Je quittai Manèves pour une plus grande ville, Pont-Polly, à trente minutes de voiture. Le lycée était deux ou trois fois plus grand que le collège d'où je sortais. J'avais insisté pour que mon père ne m'accompagne pas et me dépose simplement. Je voulais faire la grande, et ne plus montrer ma timidité.Mais devant la cour d'entrée immense, les éclats de rires des élèves qui chahutaient résonnèrent dans mon ventre et me crispèrent. Pour me donner du courage, je fichai mes écouteurs dans les oreilles et lançai le Hands Clean d'Alanis Morissette.
J'avais eu le temps de penser à cette étape importante tout l'été et j'étais bien résolue à abandonner l'Amanda trop effacée. Personne ne me connaissait, à part Laura, dans ce nouvel établissement. Un nouveau départ était possible, je voulais pouvoir être sociable, m'épanouir, sans pour autant aligner les amitiés éphémères.
Je contractai plus fort ma main autour de la lanière de mon cartable neuf et avançai d'un pas conquérant vers les listes affichées sous les arches du préau. Ma meilleure amie émergea du flot et je me sentis mieux. Mais Laura n'était pas dans ma classe, alors nous convînmes de nous retrouver à chaque pause et à la cantine.
C'était à peu près tout ce qui m'avait vraiment marqué ce jour-là. Le reste était trop confus, à l'image de mes pensées : plein d'informations données, plein de documents distribués, des règles à retenir. En trois heures, c'était bouclé.
Ma mère vint nous chercher, Laura et moi. Nous mangeâmes ensemble, et ils nous posèrent plein de questions sur le lycée, lançant des « ça va vous plaire », « sûrement les meilleures années ». Notre enthousiasme était plus mesuré. Trop tôt pour se prononcer. Si nous avions été dans la même classe, ça aurait été parfait. Et d'un autre côté, peut-être que ça m'avait au contraire aidé à lier de nouveaux liens.
Les premiers jours, il me semblait que je ne me comportais pas de manière naturelle. En tout cas je me forçais : à avoir l'air heureux tout le temps, à rire aux moindres blagues, à participer aux conversations même si elles ne m'intéressaient pas. L'avantage, c'était que peu de gens se connaissaient dans la classe, alors nous étions tous plus ou moins sur un pied d'égalité.
Ces premiers jours sont cruciaux, ils vont déterminer notre place au sein du groupe, et je voulais clairement sortir du lot et ne pas me retrouver dans l'invisibilité.
A la fin du mois de septembre, l'ambiance dans la classe était encore bon enfant. Je parlais à tout le monde, nos options et langues étrangères permirent de nous mélanger souvent, en groupes réduits. Mais, inévitablement, des groupes commencèrent à se former. La plupart du temps, je traînais avec trois filles : Elie, Chimène et Alice. C'était à qui parlerait le plus fort, ou rirait le plus fort, de manière distinguée, pas comme des écervelées non plus. Mais on sentait qu'il fallait que l'on nous remarque, même si c'était inconscient.
Dans les couloirs, pendant les changements de salles, ou pour se rendre à la cantine, ou sortir même du lycée, j'échangeais souvent avec Kilian ou Edouard. Les deux lycéens traînaient tout le temps ensemble, et jouaient dans l'équipe de volley. Malgré leurs différences physiques, l'un était brun et pâle, l'autre blond et bronzé, ils se ressemblaient dans leur attitude. Ils devinrent instantanément étiquetés « sportifs-cools-très intelligents-et-charmeurs-de-la-classe ».

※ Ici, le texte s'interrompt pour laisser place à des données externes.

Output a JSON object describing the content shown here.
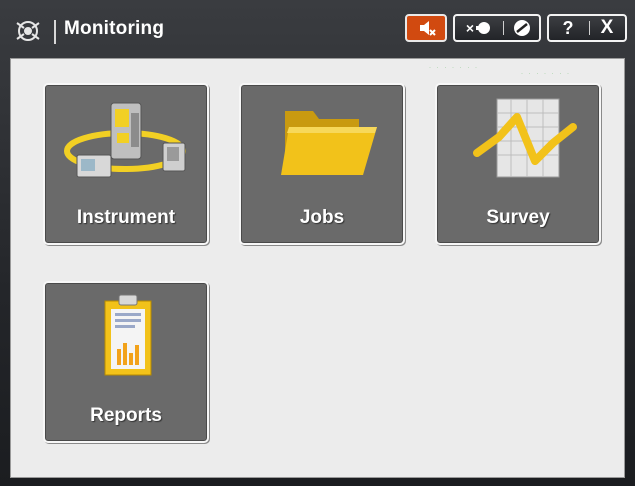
{
  "window": {
    "title": "Monitoring"
  },
  "titlebar": {
    "buttons": {
      "sound": {
        "icon": "sound-muted-icon"
      },
      "light": {
        "label": "×"
      },
      "help": {
        "label": "?"
      },
      "close": {
        "label": "X"
      }
    }
  },
  "tiles": [
    {
      "label": "Instrument",
      "icon": "total-station-icon"
    },
    {
      "label": "Jobs",
      "icon": "folder-icon"
    },
    {
      "label": "Survey",
      "icon": "survey-graph-icon"
    },
    {
      "label": "Reports",
      "icon": "report-clipboard-icon"
    }
  ],
  "colors": {
    "accent_orange": "#d14a10",
    "tile_bg": "#6a6a6a",
    "content_bg": "#ececec",
    "folder_yellow": "#f2c21a"
  }
}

Ce fut Alice qui me mit sur la voie :
– Ils te draguent, Amanda ! T'es myope ?
C'était plutôt un jeu entre nous. Je n'y croyais pas. Mais j'étais contente de savoir que j'avais l'ascendant sur le groupe des filles.
Que ce soit Kilian ou Edouard, nous ne devions pas nous parler plus de cinq minutes par jour. Parfois, il y avait même des jours où on ne s'adressait pas du tout la parole. Les plus longues pauses et le repas du midi étaient dédiés à Laura.